Dear HET PIs,
I'm writing to let you know about some planned HPF downtime this summer which we anticipate will affect HET observations in the 22-2 trimester. This downtime will allow critical maintenance and engineering work on the HPF detector - see Suvrath's email at the end of this message for full details. The need for this downtime was first realized last Thursday and now that we have more details I wanted to share it with the full HET community as our plans move forward.
Even if you're not an HPF user, keep reading since this will have some affect on your programs as well.
HPF is used for ~47% of HET's annual science observations (nearly 100% during bright time), so this will cause a significant impact. Furthermore, HPF users should be warned that this will be a velocity break in your long-term RV-monitoring programs. After this work the RV zeropoints will change, since the physical hardware will have warmed/cooled. Some HPF programs may want to consider a push to complete their observations before this break, and possibly include that justification in your 22-2 proposals.
Detailed plans are still being made, and as we've seen over the past 23 months no plan is ever final until it actually happens. But for planning purposes, this is a rough schematic of the expected down-time as we currently expect it:
++ late May: HPF goes offline for vacuum pumping warmup
++ HPF is fully unavailable for science for ~3 weeks as pumping and electronics work continue
++ While HPF cools for 6-8 weeks, limited low-precision observations (chemistry/abundances) may be possible, although the data quality will not be as high as when the detector is fully cooled.

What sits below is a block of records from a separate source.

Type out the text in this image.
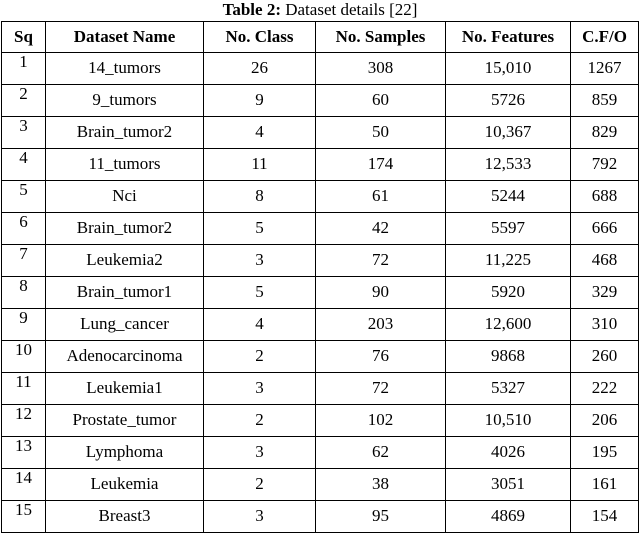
Table 2: Dataset details [22]
Sq	Dataset Name	No. Class	No. Samples	No. Features	C.F/O
1	14_tumors	26	308	15,010	1267
2	9_tumors	9	60	5726	859
3	Brain_tumor2	4	50	10,367	829
4	11_tumors	11	174	12,533	792
5	Nci	8	61	5244	688
6	Brain_tumor2	5	42	5597	666
7	Leukemia2	3	72	11,225	468
8	Brain_tumor1	5	90	5920	329
9	Lung_cancer	4	203	12,600	310
10	Adenocarcinoma	2	76	9868	260
11	Leukemia1	3	72	5327	222
12	Prostate_tumor	2	102	10,510	206
13	Lymphoma	3	62	4026	195
14	Leukemia	2	38	3051	161
15	Breast3	3	95	4869	154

Effectively this means that all 22-2 high-precision HPF RV observations should be planned for the time period of Apr 1st to May ~20th.

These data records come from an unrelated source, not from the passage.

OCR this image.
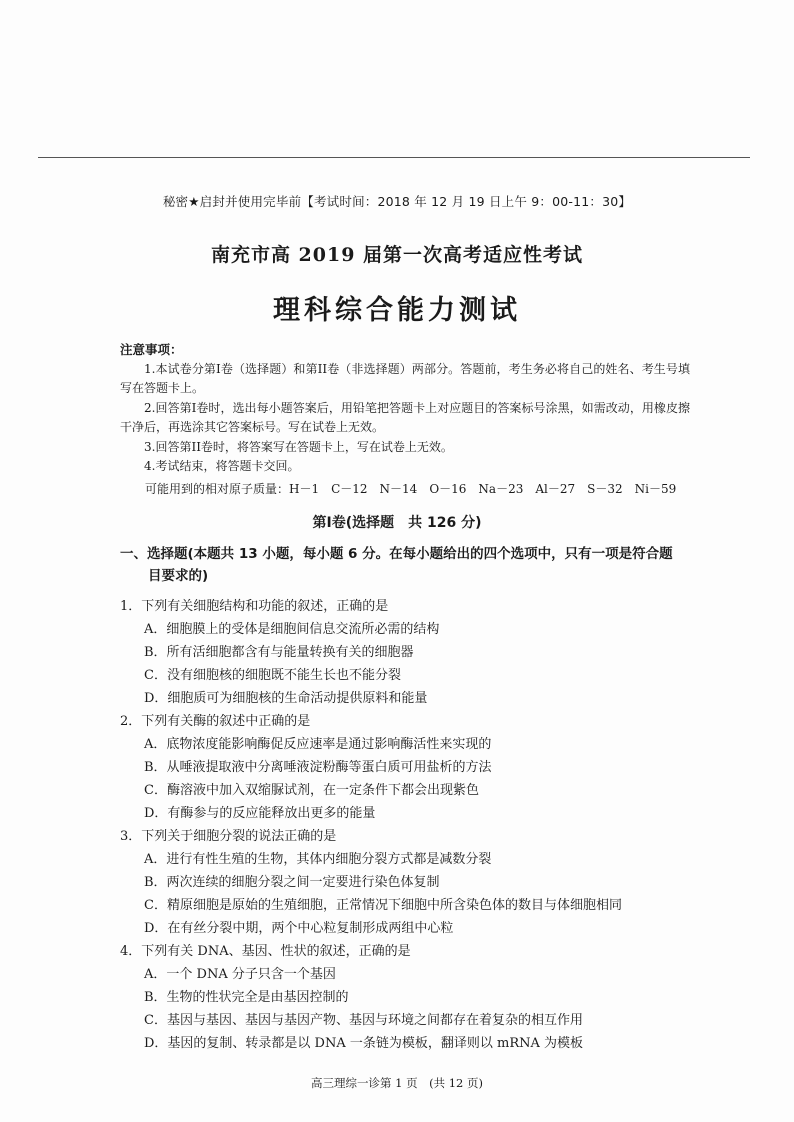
秘密★启封并使用完毕前【考试时间：2018 年 12 月 19 日上午 9：00-11：30】
南充市高 2019 届第一次高考适应性考试
理科综合能力测试
注意事项：
1.本试卷分第I卷（选择题）和第II卷（非选择题）两部分。答题前，考生务必将自己的姓名、考生号填写在答题卡上。
2.回答第I卷时，选出每小题答案后，用铅笔把答题卡上对应题目的答案标号涂黑，如需改动，用橡皮擦干净后，再选涂其它答案标号。写在试卷上无效。
3.回答第II卷时，将答案写在答题卡上，写在试卷上无效。
4.考试结束，将答题卡交回。
可能用到的相对原子质量：H－1　C－12　N－14　O－16　Na－23　Al－27　S－32　Ni－59
第Ⅰ卷(选择题　共 126 分)
一、选择题(本题共 13 小题，每小题 6 分。在每小题给出的四个选项中，只有一项是符合题
目要求的)
1．下列有关细胞结构和功能的叙述，正确的是
A．细胞膜上的受体是细胞间信息交流所必需的结构
B．所有活细胞都含有与能量转换有关的细胞器
C．没有细胞核的细胞既不能生长也不能分裂
D．细胞质可为细胞核的生命活动提供原料和能量
2．下列有关酶的叙述中正确的是
A．底物浓度能影响酶促反应速率是通过影响酶活性来实现的
B．从唾液提取液中分离唾液淀粉酶等蛋白质可用盐析的方法
C．酶溶液中加入双缩脲试剂，在一定条件下都会出现紫色
D．有酶参与的反应能释放出更多的能量
3．下列关于细胞分裂的说法正确的是
A．进行有性生殖的生物，其体内细胞分裂方式都是减数分裂
B．两次连续的细胞分裂之间一定要进行染色体复制
C．精原细胞是原始的生殖细胞，正常情况下细胞中所含染色体的数目与体细胞相同
D．在有丝分裂中期，两个中心粒复制形成两组中心粒
4．下列有关 DNA、基因、性状的叙述，正确的是
A．一个 DNA 分子只含一个基因
B．生物的性状完全是由基因控制的
C．基因与基因、基因与基因产物、基因与环境之间都存在着复杂的相互作用
D．基因的复制、转录都是以 DNA 一条链为模板，翻译则以 mRNA 为模板
高三理综一诊第 1 页　(共 12 页)
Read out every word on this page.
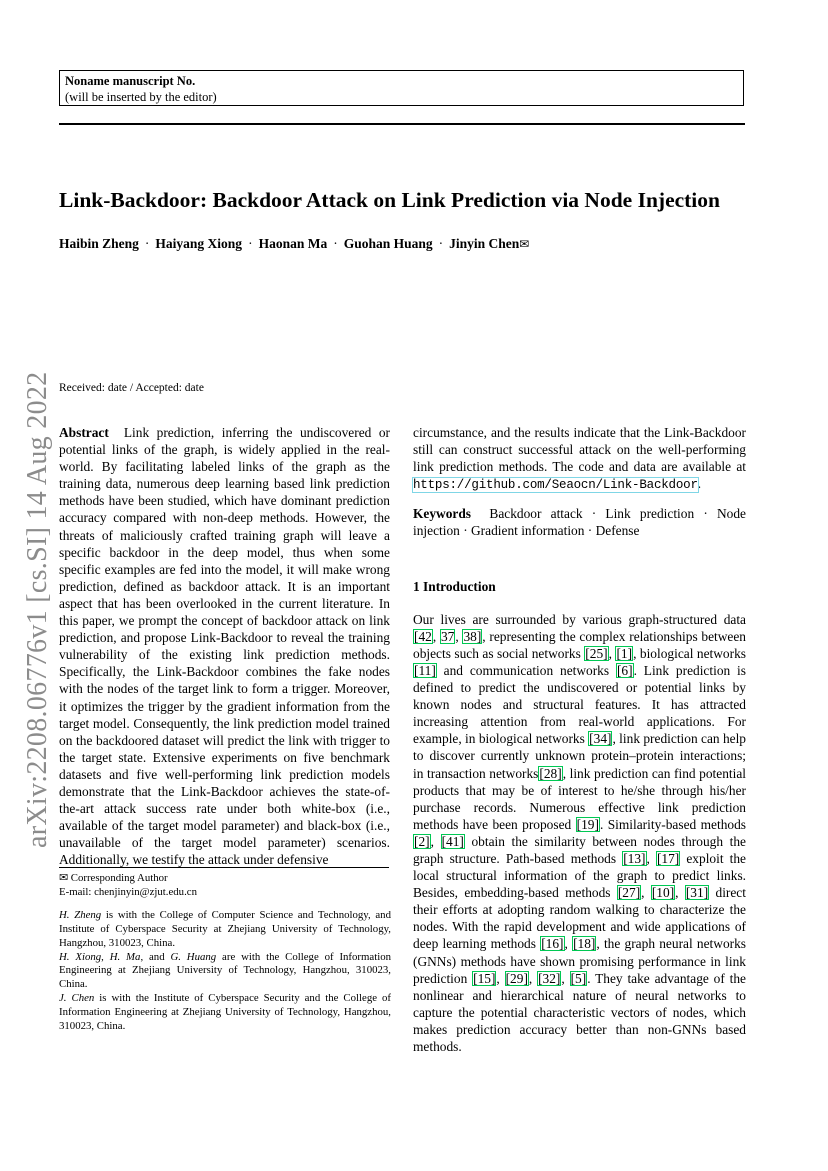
Noname manuscript No.
(will be inserted by the editor)
Link-Backdoor: Backdoor Attack on Link Prediction via Node Injection
Haibin Zheng · Haiyang Xiong · Haonan Ma · Guohan Huang · Jinyin Chen✉
arXiv:2208.06776v1 [cs.SI] 14 Aug 2022 Received: date / Accepted: date
Abstract Link prediction, inferring the undiscovered or potential links of the graph, is widely applied in the real-world. By facilitating labeled links of the graph as the training data, numerous deep learning based link prediction methods have been studied, which have dominant prediction accuracy compared with non-deep methods. However, the threats of maliciously crafted training graph will leave a specific backdoor in the deep model, thus when some specific examples are fed into the model, it will make wrong prediction, defined as backdoor attack. It is an important aspect that has been overlooked in the current literature. In this paper, we prompt the concept of backdoor attack on link prediction, and propose Link-Backdoor to reveal the training vulnerability of the existing link prediction methods. Specifically, the Link-Backdoor combines the fake nodes with the nodes of the target link to form a trigger. Moreover, it optimizes the trigger by the gradient information from the target model. Consequently, the link prediction model trained on the backdoored dataset will predict the link with trigger to the target state. Extensive experiments on five benchmark datasets and five well-performing link prediction models demonstrate that the Link-Backdoor achieves the state-of-the-art attack success rate under both white-box (i.e., available of the target model parameter) and black-box (i.e., unavailable of the target model parameter) scenarios. Additionally, we testify the attack under defensive
circumstance, and the results indicate that the Link-Backdoor still can construct successful attack on the well-performing link prediction methods. The code and data are available at https://github.com/Seaocn/Link-Backdoor.
Keywords Backdoor attack · Link prediction · Node injection · Gradient information · Defense
1 Introduction
Our lives are surrounded by various graph-structured data [42, 37, 38], representing the complex relationships between objects such as social networks [25], [1], biological networks [11] and communication networks [6]. Link prediction is defined to predict the undiscovered or potential links by known nodes and structural features. It has attracted increasing attention from real-world applications. For example, in biological networks [34], link prediction can help to discover currently unknown protein–protein interactions; in transaction networks[28], link prediction can find potential products that may be of interest to he/she through his/her purchase records. Numerous effective link prediction methods have been proposed [19]. Similarity-based methods [2], [41] obtain the similarity between nodes through the graph structure. Path-based methods [13], [17] exploit the local structural information of the graph to predict links. Besides, embedding-based methods [27], [10], [31] direct their efforts at adopting random walking to characterize the nodes. With the rapid development and wide applications of deep learning methods [16], [18], the graph neural networks (GNNs) methods have shown promising performance in link prediction [15], [29], [32], [5]. They take advantage of the nonlinear and hierarchical nature of neural networks to capture the potential characteristic vectors of nodes, which makes prediction accuracy better than non-GNNs based methods.

✉ Corresponding Author

E-mail: chenjinyin@zjut.edu.cn

H. Zheng is with the College of Computer Science and Technology, and Institute of Cyberspace Security at Zhejiang University of Technology, Hangzhou, 310023, China.

H. Xiong, H. Ma, and G. Huang are with the College of Information Engineering at Zhejiang University of Technology, Hangzhou, 310023, China.

J. Chen is with the Institute of Cyberspace Security and the College of Information Engineering at Zhejiang University of Technology, Hangzhou, 310023, China.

I will share with the partner TACs a detailed breakdown of the 22-2 science time we expect to have available with HPF and the time available without HPF, to help everyone allocate programs appropriately balanced to the time available. LRS2-R bright-time observers should seriously consider proposing for targets which can be observed during June/July bright time, when there will be little competition in the queue.
This plan is still only a plan, so we'll keep everyone informed as necessary if the details evolve. Please let me know if you have any questions about this, or have potential projects/observations that could make use of this unusual bright time opportunity (no idea too crazy! seriously).
Steven
=============
Suvrath Mahadevan (HPF PI) reports:
"When we designed HPF we built it with sufficient charcoal reserves in
the getters to be able to maintain vacuum levels and quality for at
least 3 years. This summer we will be at 4 years- and other than some
minor issues operations have been very stable so far! (hope you feel the
same). Some days ago we have begun seeing indications that the pressure
is indeed creeping up. The MKS vacuum gauge has begun to switch between
its low and high modes. The rising pedestal issue in the H2RG is also a
concern, and while we have a current workaround, good for a few months,
its cause has not been identified. If its issues are caused by the
deteriorating vacuum, a pump-down would reveal that issue (and
potentially fix it). If not- this would point to a significant issue
with the ASIC/Detector which would require a much more complicated
intervention in the future. Either way -- we need to know.
We have concluded today, after looking at all the data, that we need
to plan on an HPF pump-down in the late May/June time period (exact
timeline is tentative) to begin to resolve these issues."